神出鬼没のポムフィオーレの副寮長は優美な身のこなしからは想像出来ない強靭な筋肉を駆使して音もなく軽々と地面に着地する。
「こんばんは、ルークさん。奇遇ですね」
「ウィ。あまりにも美しい満月にいても立ってもいられなくてね!ジェイドくんも夜の散歩かい?」
「ええ、そんなところです」
遠くの方で、森に潜む動物の咆哮が聞こえる。その声に驚いた夜行性の鳥たちが翼を広げて飛び立った。木々の葉がざわめいて空気を揺らした
「トリックスター、行ってしまったね。不思議で魅力的な、月の光のように優しく周囲を照らす子だった!」
ルークの口から出た想い人の名前に、ジェイドの胸が切り裂かれたように冷える。そんな心情を勘の良いルークに悟られないよう、とっておきの張りぼての笑みを浮かべて頷いた。
「そういえば以前、彼女が素敵なことを教えてくれてね。彼女の世界では“I Love You”を“月が綺麗ですね”と詩的に翻訳するそうだ。……美しい子だったね」
強い夜風がごうごうと音を立てて森の木々の枝をしならせ、ぐらりと視界が傾斜した錯覚を覚えたジェイドは無意識に胸を押さえる。

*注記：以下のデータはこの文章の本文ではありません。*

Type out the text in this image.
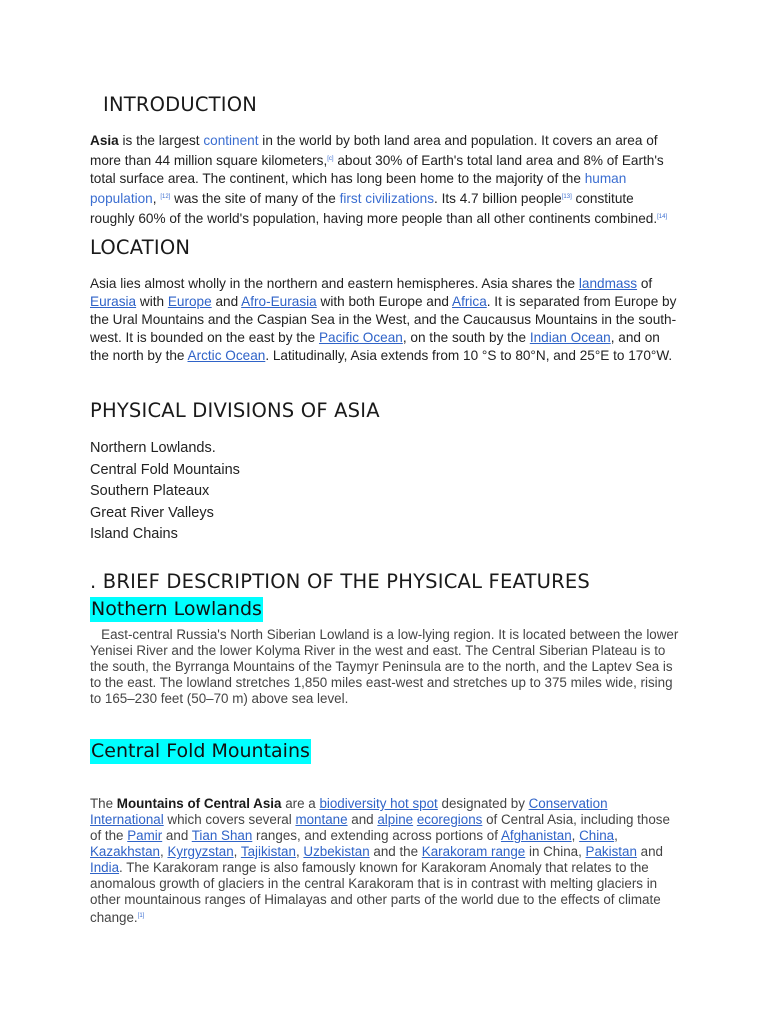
INTRODUCTION

Asia is the largest continent in the world by both land area and population. It covers an area of more than 44 million square kilometers,[c] about 30% of Earth's total land area and 8% of Earth's total surface area. The continent, which has long been home to the majority of the human population, [12] was the site of many of the first civilizations. Its 4.7 billion people[13] constitute roughly 60% of the world's population, having more people than all other continents combined.[14]

LOCATION

Asia lies almost wholly in the northern and eastern hemispheres. Asia shares the landmass of Eurasia with Europe and Afro-Eurasia with both Europe and Africa. It is separated from Europe by the Ural Mountains and the Caspian Sea in the West, and the Caucausus Mountains in the south-west. It is bounded on the east by the Pacific Ocean, on the south by the Indian Ocean, and on the north by the Arctic Ocean. Latitudinally, Asia extends from 10 °S to 80°N, and 25°E to 170°W.

PHYSICAL DIVISIONS OF ASIA
Northern Lowlands.
Central Fold Mountains
Southern Plateaux
Great River Valleys
Island Chains
. BRIEF DESCRIPTION OF THE PHYSICAL FEATURES
Nothern Lowlands

East-central Russia's North Siberian Lowland is a low-lying region. It is located between the lower Yenisei River and the lower Kolyma River in the west and east. The Central Siberian Plateau is to the south, the Byrranga Mountains of the Taymyr Peninsula are to the north, and the Laptev Sea is to the east. The lowland stretches 1,850 miles east-west and stretches up to 375 miles wide, rising to 165–230 feet (50–70 m) above sea level.

Central Fold Mountains

The Mountains of Central Asia are a biodiversity hot spot designated by Conservation International which covers several montane and alpine ecoregions of Central Asia, including those of the Pamir and Tian Shan ranges, and extending across portions of Afghanistan, China, Kazakhstan, Kyrgyzstan, Tajikistan, Uzbekistan and the Karakoram range in China, Pakistan and India. The Karakoram range is also famously known for Karakoram Anomaly that relates to the anomalous growth of glaciers in the central Karakoram that is in contrast with melting glaciers in other mountainous ranges of Himalayas and other parts of the world due to the effects of climate change.[1]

「おっと、少し冷えてきたようだ。冷えは美容の天敵、私はそろそろ失礼するよ。春の気候は変わりやすい!ジェイドくんも夜の散歩はほどほどに。bonne nuit!」
別れの挨拶は殆どジェイドの耳には届いていなかった。
ルークが語った言葉と、彼女が最後に残した言葉が鐘のように頭に響く。
月明かりが目に痛い。湿度をなくした冷たい夜風が、いたずらに翡翠のピアスを揺らした。
ユウの温かく、微かに甘い香りが蘇る。
「……ユウさん、あなたはなんて残酷な人なんでしょう」
ジェイドの呟きは夜の闇に溶けて消えた。
彼女が開けていった、ピアスホールのように小さな穴が疼いて、膿を出す。ぽたり、ぽたりとその膿が滴る音がする。
まるで水面に広がる波紋のように一定のリズムを保って、静かに、緩やかに、狂しく。
「…フフ…はは、…っあははは…!!」
涙を流しながら、叫ぶように笑い声を上げるジェイドを、満月の光だけがいつまでも照らしていた。